Using Narrow belt configuration reduces belt (B) weight by about 21% and belt extended (BE) weight by about 25% relative to the weight of same-thickness B and BE armor in Normal configuration (if you prefer to use Narrow configuration as the reference, then Normal configuration increases B weight by about 27% and BE weight by about 33% relative to the same thickness of armor in Narrow configuration).
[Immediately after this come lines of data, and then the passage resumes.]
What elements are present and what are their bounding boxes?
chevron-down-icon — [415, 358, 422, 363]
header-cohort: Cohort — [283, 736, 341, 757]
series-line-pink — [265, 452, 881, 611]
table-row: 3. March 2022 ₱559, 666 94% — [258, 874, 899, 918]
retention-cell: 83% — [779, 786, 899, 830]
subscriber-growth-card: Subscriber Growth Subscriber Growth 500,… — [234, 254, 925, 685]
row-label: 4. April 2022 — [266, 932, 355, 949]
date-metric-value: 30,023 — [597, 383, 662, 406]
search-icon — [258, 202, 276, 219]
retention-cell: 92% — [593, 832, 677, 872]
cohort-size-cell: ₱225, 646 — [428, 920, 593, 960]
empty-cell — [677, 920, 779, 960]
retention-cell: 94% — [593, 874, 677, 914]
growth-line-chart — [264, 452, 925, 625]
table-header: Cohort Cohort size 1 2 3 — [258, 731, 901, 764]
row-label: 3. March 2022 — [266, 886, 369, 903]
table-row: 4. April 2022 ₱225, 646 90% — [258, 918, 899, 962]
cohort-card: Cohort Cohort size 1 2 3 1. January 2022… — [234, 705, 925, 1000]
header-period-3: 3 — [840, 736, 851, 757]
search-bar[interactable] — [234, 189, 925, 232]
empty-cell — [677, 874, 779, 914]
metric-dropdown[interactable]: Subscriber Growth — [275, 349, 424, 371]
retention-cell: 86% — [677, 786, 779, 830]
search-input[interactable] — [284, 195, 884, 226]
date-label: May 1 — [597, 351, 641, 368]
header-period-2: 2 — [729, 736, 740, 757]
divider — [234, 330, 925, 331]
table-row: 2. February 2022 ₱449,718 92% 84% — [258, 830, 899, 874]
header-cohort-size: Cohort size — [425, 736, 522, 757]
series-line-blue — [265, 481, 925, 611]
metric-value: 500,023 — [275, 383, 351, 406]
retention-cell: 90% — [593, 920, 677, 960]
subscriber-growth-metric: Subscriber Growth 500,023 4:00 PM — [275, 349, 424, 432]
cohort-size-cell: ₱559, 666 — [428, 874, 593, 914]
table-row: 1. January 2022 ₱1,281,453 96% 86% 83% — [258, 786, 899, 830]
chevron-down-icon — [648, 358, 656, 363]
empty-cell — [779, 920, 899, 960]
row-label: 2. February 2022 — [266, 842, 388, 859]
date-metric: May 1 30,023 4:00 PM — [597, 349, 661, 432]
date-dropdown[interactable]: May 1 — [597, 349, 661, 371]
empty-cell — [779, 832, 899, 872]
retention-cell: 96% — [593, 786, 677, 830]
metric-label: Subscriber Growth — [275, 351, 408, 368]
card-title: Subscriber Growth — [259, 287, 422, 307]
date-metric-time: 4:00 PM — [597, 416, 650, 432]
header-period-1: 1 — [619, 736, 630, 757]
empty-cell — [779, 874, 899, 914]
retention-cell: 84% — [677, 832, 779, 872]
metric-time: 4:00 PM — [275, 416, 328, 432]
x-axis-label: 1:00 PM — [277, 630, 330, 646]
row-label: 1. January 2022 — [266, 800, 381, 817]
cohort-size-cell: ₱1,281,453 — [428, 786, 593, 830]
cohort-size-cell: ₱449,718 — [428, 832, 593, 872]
Neither flat nor sloped deck affects the weight of the belt (B or BE) armor, and neither normal nor narrow belt configuration affects the weight of the deck (D or DE) armor. Note that Narrow belt configuration disables, or at least reduces, the protection against sinking through flooding of less-armored parts of the ship offered by AoN armor - the citadel of a ship in AoN configuration is theoretically already about as small as it can be to maintain the ship's buoyancy even when the unprotected parts of the ship are riddled with holes and flooded; reducing the protected area further gives you a lighter armored box that won't remain afloat after the rest of the ship floods even if it is never penetrated.
Note that the periods which bcoopactual mentioned for armor schemes are only typical periods of use. There's nothing in particular stopping you from using the flat deck scheme for the legacy fleet's battleships or the protected cruiser scheme for end-game cruisers if you decide that you want to do so.
It's possible to use the protected cruiser armor configuration for larger cruisers, and even battlecruisers and battleships, within the game, and there are some historical examples of large protected cruisers which could serve as a basis for plausible legacy protected CA designs. Probably more of a legal-but-silly or legal-but-foolish thing than something that would actually be all that useful within the game, though, especially later on since the armor scheme still limits you to two centerline turrets even on a dreadnought battleship.
6" guns also have an accuracy penalty against small destroyers. I don't know what displacements count as small for which guns, but for 6" 'small' goes up to at least 600 tons.
Another thing which might be worth bearing in mind is that 3" tertiary guns seemingly will not engage CL or heavier targets while 4" or heavier tertiary guns (and 3" secondary guns) will. If you want a dedicated anti-DD battery, 3" tertiary guns will give you one, though its value may be limited later in the game as heavier DDs and longer-ranged torpedoes enter service. Protected CLs can actually carry one gun of up to (I think) 13", though four 8" guns or a larger number of 6" guns are generally more practical for engaging other ships. 8" light armored cruiser CLs are possible through the reconstruction mechanic as 6" twin or triple turrets can be replaced by 8" single or twin turrets.